The jetliner rises through a bank of scattered clouds. At roughly the same altitude, albeit far inland, an experimental unmanned aerial vehicle cruises in the opposite direction. It is small and limited in range. Its chief advantages are its low cost, allowing it to be procured in large numbers, and its comparative quietness, permitting it to function unobtrusively. There are high hopes for its success in the export market, in particular among police forces and cash-strapped armies engaged in urban operations.
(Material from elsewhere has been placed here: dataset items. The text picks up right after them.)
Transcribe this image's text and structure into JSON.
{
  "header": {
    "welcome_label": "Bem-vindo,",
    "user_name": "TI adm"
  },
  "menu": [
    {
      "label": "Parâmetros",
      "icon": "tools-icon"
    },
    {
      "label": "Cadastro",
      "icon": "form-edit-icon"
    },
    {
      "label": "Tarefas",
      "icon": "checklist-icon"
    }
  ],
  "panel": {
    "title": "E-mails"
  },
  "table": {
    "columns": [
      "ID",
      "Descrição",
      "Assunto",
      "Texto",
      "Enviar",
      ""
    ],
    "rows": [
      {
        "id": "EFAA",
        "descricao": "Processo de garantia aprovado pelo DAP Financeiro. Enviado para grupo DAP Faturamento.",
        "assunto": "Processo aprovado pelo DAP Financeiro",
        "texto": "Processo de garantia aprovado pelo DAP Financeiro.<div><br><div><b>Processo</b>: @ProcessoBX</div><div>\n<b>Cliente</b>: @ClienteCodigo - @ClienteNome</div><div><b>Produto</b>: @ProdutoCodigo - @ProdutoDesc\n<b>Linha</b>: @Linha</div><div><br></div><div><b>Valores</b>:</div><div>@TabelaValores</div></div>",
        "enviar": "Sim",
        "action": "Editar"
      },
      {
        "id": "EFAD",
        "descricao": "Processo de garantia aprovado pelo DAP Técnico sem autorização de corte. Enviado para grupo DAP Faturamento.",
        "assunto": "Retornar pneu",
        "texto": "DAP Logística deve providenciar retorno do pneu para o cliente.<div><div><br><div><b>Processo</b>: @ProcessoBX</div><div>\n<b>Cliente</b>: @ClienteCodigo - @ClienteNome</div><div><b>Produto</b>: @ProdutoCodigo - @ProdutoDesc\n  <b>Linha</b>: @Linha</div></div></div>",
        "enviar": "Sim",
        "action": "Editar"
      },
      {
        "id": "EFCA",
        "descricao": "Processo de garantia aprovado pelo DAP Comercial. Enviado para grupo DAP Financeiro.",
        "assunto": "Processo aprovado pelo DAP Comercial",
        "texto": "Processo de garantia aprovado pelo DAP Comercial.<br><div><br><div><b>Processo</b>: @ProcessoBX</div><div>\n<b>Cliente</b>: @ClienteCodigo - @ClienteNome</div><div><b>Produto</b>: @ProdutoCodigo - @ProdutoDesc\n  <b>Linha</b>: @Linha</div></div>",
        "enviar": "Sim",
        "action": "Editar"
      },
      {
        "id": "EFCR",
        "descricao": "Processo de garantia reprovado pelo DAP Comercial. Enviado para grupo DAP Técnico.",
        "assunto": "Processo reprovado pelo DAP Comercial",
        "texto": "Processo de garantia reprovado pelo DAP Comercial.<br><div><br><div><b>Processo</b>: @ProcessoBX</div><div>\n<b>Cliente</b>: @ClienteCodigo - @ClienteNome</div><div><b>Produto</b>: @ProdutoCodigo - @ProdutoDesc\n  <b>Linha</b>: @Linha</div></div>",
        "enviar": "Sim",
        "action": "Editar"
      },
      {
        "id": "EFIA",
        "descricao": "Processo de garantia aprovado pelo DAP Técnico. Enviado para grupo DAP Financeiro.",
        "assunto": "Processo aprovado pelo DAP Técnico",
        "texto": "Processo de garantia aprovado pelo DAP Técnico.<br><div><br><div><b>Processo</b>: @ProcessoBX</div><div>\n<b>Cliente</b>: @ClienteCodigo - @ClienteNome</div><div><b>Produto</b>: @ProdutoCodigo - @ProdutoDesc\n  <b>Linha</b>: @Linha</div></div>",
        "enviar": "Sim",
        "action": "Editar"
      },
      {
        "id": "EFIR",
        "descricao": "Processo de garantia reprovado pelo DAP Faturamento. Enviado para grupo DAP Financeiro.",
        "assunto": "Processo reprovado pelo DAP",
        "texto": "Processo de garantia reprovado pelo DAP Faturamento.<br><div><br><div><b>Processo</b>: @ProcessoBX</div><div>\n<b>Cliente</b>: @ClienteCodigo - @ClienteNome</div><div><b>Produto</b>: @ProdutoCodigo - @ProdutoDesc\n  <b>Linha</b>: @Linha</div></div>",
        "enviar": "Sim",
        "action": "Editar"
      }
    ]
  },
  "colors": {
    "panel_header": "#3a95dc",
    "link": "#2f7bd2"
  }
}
On the outskirts of the city over which this drone is today validating its performance parameters, a crowd is gathering at a graveyard. Two vehicles stand out among those parked nearby. One is a van, emblazoned with the name and phone number of a commercial spray painter, possibly even belonging to the deceased, for it is being used as a hearse to transport his white-shrouded body. The other is a luxury automobile from which emerges a pair of male figures in suits, a man in his sixties and a slender, teenage boy, perhaps his grandson. These two are conspicuously well dressed, contrasting with most of the other mourners, yet they must be closely related to the fellow who has died, since they lend their shoulders to the task of bearing his corpse to the fresh-dug pit. The elder of them now commences to sob, his torso flexing spasmodically, as though wracked by a series of coughs. He looks up to the heavens.

The drone circles a few times, its high-powered eye unblinking, and flies observantly on.